Szersze spojrzenie. Nie wiem czemu, ale wydaje mi się (czyli nie jestem pewnien), że patrząc się na dane zagadnienie, z szerszej perspektywy, wymaga mniej punktowej uwagi, bo patrzysz na całość, i nie rozdzielasz zagadnienia na czynniki pierwsze. Można odnieść wrażenie, że moje interesowanie się czymś, jest takie po łebkach, i niedokładne, przez co jest szersze. big_smile

Nie sadzę jednak żeby ci o to chodziło, a bardziej o coś takiego, że w danym temacie jest coś jesze do odkrycia w temacie, co warto odkryć, ale trzeba się skupić, aby to odkryć. I chyba o to ci chodzi. Jak mi się jakiś temat nie znudzi, to go zgłębiam. Często jednak się nudzą tematy, i to może być mój naturalny filtr co mnie naprawdę zainteresuje, a co urzeknie na chwilę. Jestem osobą, o wielu wewnętrzynch zaprzeczeniach, i możliwe że jeszcze szukam czegoś, nie wiedząc czego szukam. I czuję to tak, że jak to znajdę, to będę wiedział że to to.

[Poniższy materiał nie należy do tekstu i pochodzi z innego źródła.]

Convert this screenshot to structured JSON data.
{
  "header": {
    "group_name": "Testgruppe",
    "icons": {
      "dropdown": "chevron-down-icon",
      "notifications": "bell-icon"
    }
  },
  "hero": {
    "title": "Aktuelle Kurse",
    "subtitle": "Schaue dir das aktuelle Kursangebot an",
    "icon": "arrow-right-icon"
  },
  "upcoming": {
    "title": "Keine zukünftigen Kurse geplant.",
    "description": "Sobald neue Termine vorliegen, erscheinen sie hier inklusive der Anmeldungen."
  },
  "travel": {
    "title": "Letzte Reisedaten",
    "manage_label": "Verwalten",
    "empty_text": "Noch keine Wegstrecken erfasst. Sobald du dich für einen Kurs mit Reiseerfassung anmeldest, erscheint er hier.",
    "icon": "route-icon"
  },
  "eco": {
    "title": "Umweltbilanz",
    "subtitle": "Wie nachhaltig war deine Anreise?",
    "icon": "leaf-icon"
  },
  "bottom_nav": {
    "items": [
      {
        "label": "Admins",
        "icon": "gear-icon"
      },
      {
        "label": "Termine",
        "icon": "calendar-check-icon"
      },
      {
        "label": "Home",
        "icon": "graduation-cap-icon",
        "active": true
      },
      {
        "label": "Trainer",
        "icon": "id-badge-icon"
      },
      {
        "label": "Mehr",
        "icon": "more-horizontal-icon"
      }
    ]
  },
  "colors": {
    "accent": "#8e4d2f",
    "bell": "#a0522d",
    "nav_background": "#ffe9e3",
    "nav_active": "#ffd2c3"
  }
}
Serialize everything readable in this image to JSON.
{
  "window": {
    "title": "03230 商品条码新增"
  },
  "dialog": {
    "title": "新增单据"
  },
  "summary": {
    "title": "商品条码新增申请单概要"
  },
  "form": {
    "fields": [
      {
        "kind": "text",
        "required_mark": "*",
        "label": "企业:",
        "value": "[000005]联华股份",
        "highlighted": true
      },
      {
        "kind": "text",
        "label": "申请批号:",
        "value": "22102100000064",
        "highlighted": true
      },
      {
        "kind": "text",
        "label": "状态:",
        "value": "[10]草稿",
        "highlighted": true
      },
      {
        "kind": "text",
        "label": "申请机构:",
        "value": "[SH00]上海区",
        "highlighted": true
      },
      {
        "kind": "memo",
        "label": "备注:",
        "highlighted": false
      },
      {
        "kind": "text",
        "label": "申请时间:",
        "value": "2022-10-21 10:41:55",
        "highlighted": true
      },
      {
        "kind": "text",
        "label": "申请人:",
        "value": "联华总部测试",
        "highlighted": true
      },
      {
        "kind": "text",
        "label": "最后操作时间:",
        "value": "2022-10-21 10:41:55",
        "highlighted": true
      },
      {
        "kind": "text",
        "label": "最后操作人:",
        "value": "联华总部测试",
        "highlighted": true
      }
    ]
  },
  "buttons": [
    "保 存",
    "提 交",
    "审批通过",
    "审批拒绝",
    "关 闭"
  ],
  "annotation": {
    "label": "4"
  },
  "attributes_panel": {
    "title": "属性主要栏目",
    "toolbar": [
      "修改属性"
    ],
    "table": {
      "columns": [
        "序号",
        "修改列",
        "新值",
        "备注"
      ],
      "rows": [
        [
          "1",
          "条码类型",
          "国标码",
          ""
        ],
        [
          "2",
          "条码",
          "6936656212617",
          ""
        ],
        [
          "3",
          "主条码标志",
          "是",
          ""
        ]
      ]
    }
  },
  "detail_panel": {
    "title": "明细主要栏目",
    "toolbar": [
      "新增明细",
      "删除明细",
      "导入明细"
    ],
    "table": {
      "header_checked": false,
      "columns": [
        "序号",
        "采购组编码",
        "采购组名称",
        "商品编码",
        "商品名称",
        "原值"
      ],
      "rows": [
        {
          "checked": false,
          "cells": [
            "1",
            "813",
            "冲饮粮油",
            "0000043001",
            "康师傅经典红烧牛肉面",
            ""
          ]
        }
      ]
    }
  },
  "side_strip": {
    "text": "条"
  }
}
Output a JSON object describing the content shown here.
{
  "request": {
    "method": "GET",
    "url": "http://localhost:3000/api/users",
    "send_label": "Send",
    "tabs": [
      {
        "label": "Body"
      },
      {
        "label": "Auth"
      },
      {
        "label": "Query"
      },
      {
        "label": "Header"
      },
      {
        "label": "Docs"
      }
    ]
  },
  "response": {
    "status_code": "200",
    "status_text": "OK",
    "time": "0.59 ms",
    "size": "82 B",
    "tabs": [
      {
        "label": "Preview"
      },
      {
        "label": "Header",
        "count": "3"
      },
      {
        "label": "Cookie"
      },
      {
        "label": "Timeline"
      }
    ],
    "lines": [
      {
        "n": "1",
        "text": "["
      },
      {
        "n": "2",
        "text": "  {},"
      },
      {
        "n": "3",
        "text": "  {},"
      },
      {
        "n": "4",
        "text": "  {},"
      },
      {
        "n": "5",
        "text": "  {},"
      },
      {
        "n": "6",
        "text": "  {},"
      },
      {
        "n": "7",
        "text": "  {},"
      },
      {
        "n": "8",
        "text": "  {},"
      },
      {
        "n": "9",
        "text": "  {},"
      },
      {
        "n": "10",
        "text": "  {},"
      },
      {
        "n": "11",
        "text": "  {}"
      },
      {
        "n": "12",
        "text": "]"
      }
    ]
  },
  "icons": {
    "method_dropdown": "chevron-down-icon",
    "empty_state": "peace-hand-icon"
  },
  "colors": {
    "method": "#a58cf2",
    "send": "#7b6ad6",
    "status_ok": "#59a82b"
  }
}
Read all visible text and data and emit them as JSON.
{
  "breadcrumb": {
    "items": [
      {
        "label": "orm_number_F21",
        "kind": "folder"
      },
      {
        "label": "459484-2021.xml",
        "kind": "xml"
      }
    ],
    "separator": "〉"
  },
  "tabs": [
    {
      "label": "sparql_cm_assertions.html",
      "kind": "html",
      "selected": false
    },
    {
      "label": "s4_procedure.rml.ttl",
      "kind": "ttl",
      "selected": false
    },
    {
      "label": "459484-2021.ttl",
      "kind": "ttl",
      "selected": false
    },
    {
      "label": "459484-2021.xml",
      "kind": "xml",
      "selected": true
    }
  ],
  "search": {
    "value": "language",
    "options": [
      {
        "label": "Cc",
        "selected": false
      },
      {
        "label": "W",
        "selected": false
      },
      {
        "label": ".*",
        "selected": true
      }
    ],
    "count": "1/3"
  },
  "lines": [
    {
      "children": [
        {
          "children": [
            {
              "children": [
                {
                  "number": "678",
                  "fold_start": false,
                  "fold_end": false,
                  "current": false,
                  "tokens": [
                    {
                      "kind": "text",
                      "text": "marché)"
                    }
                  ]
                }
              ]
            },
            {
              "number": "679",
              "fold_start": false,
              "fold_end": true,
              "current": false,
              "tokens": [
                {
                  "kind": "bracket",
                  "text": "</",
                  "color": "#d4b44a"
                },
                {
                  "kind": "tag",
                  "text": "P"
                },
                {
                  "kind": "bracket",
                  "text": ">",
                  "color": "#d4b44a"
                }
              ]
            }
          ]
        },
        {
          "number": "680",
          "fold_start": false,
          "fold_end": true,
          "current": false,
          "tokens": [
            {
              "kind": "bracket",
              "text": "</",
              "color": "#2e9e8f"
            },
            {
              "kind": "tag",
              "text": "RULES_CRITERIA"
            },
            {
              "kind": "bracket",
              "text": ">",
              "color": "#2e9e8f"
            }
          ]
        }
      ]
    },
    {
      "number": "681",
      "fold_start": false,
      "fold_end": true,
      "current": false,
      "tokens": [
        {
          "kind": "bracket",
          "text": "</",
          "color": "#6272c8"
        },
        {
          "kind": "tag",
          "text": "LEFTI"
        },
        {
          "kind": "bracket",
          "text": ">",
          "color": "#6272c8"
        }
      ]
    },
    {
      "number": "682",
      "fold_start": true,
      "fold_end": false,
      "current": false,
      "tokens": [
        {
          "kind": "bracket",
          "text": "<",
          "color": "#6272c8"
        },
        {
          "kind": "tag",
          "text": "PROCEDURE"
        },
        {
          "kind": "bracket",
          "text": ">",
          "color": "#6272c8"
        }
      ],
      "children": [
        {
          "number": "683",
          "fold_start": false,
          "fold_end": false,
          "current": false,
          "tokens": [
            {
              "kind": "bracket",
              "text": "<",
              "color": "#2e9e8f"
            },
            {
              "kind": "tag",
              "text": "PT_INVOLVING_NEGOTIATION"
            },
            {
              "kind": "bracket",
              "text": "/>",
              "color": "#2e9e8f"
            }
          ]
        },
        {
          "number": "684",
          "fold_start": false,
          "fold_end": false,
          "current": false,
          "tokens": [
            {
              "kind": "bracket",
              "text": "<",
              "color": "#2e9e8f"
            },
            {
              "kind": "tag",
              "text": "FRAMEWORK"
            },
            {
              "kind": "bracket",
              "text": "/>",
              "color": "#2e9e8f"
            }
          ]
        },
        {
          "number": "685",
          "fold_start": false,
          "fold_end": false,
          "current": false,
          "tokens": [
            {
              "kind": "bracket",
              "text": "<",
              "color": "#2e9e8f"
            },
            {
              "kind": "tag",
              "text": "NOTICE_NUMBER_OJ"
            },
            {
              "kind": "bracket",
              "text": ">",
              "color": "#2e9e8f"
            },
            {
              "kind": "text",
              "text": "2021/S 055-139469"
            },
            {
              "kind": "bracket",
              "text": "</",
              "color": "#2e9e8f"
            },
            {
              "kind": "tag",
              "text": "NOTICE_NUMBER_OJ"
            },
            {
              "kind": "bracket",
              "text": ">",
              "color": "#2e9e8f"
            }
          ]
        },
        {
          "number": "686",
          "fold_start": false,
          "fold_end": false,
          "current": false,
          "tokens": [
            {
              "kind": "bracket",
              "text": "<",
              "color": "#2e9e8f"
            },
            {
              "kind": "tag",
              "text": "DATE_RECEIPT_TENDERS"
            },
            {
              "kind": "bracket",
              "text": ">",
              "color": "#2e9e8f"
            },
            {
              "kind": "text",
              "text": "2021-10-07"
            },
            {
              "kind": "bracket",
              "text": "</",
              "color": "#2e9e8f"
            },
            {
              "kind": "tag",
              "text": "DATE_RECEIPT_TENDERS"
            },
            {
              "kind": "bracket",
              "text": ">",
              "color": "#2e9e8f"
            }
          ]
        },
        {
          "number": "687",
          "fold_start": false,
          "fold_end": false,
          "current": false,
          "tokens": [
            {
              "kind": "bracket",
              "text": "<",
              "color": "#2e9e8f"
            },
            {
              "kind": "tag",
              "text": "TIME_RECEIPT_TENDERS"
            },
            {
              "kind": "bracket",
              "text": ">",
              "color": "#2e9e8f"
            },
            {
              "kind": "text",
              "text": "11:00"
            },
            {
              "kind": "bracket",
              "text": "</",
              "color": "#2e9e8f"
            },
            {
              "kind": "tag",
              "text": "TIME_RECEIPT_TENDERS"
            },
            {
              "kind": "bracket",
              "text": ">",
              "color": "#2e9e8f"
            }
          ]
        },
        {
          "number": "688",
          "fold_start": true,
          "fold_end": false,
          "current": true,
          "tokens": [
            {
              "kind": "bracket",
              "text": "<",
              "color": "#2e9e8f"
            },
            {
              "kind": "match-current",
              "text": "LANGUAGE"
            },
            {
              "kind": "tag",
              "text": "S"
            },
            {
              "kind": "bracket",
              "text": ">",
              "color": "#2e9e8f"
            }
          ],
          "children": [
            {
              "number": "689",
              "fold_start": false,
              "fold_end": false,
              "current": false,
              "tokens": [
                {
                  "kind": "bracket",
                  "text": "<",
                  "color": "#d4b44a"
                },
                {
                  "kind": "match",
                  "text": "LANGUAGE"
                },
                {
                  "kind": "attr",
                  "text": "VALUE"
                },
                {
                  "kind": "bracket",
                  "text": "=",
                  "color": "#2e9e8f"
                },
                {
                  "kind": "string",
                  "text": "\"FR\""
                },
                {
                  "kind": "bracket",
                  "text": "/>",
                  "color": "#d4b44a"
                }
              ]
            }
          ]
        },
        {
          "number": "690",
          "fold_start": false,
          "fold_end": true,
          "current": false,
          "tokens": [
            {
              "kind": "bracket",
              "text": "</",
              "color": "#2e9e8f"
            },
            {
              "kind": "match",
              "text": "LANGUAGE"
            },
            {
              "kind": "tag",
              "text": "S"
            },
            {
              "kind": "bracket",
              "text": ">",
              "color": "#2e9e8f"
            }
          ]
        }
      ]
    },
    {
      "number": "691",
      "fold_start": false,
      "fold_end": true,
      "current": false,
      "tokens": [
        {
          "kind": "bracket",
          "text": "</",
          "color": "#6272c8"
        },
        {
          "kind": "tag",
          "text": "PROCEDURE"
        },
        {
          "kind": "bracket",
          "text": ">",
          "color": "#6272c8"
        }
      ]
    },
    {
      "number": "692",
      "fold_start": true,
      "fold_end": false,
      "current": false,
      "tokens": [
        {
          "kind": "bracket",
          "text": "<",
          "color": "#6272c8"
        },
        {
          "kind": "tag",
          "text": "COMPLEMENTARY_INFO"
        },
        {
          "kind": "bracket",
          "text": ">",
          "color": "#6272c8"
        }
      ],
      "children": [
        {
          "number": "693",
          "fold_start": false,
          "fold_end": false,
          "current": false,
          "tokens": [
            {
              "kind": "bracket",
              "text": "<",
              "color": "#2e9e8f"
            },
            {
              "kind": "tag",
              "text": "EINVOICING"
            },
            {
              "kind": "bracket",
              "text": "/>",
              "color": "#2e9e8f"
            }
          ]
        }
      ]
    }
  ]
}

Oczywiście się nie obrażam, i nie kwiczę, jak krykers00, który myślał, że post Kostera, był na niego, i myślał że Koster nazwał go obłudnikiem, a tak na prawdę Koster nazwał tak osobę, która zgłosiła się do ilustrowania rozszerzonej wersji "wszystko jest wibracją", a później zrezygnowała, bo nie chciała malować nagich ciał, bo się wstydziła. smile Ten etap mam już dawno za sobą. big_smile Więc w sumie nie widzę nic złego w krytyce.

PS Do ka-nu.

Napisałeś maila? Bo nie wiem, a chciałeś rozmawiać ze mną. smile Jak napisałeś, to coś jest nie tak.

Napisałem. Pytanie nietypowe, ale myślę, że ty akurat doskonale zrozumiesz o co chodzi. W końcu szukanie drugiego dnia nie sprawia ci problemów.

18

Odp: (Bez)sensowne rozmowy

Ka-nu odpisałem. Jak coś jeszcze, to smiało pisz. Trochę mnie zaskoczyło twoje pytanie. Mam nadzieję, że ciebie odpowiedź zadowoli.

19

Odp: (Bez)sensowne rozmowy

Krykers napisał/a:

Ka-nu odpisałem. Jak coś jeszcze, to smiało pisz. Trochę mnie zaskoczyło twoje pytanie. Mam nadzieję, że ciebie odpowiedź zadowoli.

Żyjemy w dziwnych czasach, kiedy na forach informuje się o tym, że wysyła się emaila do kogoś wink Jeszcze napiszcie i wyślijcie o tym zawiadomienie w tradycyjnym liście, że napisaliście na forum, że napisaliście maila smile A najlepiej na koniec skontaktujcie się telefonicznie, że wysłaliście ten tradycyjny list, że napisaliście na forum, że... itd. tongue

20

Odp: (Bez)sensowne rozmowy

Sam sobie odpowiem na swój ostatni post:

ka-nu zajrzyj na maila

big_smile

21 Ostatnio edytowany przez Krykers (2024-02-21 20:04:31)

Odp: (Bez)sensowne rozmowy

Antares napisał/a:
Krykers napisał/a:

Ka-nu odpisałem. Jak coś jeszcze, to smiało pisz. Trochę mnie zaskoczyło twoje pytanie. Mam nadzieję, że ciebie odpowiedź zadowoli.

Żyjemy w dziwnych czasach, kiedy na forach informuje się o tym, że wysyła się emaila do kogoś wink Jeszcze napiszcie i wyślijcie o tym zawiadomienie w tradycyjnym liście, że napisaliście na forum, że napisaliście maila smile A najlepiej na koniec skontaktujcie się telefonicznie, że wysłaliście ten tradycyjny list, że napisaliście na forum, że... itd. tongue

Rozwalasz system... big_smile W każdym możliwym aspekcie. smile

Sam sobie odpowiem na swój ostatni post:

ka-nu zajrzyj na maila

big_smile

Zajrzał. smile Nie powiem o czym pisał.

Ka-nu jakbyś jeszcze coś chciał, zawsze możesz napisać. Mam nadzieję, że moja odpowiedź była zadowalająca.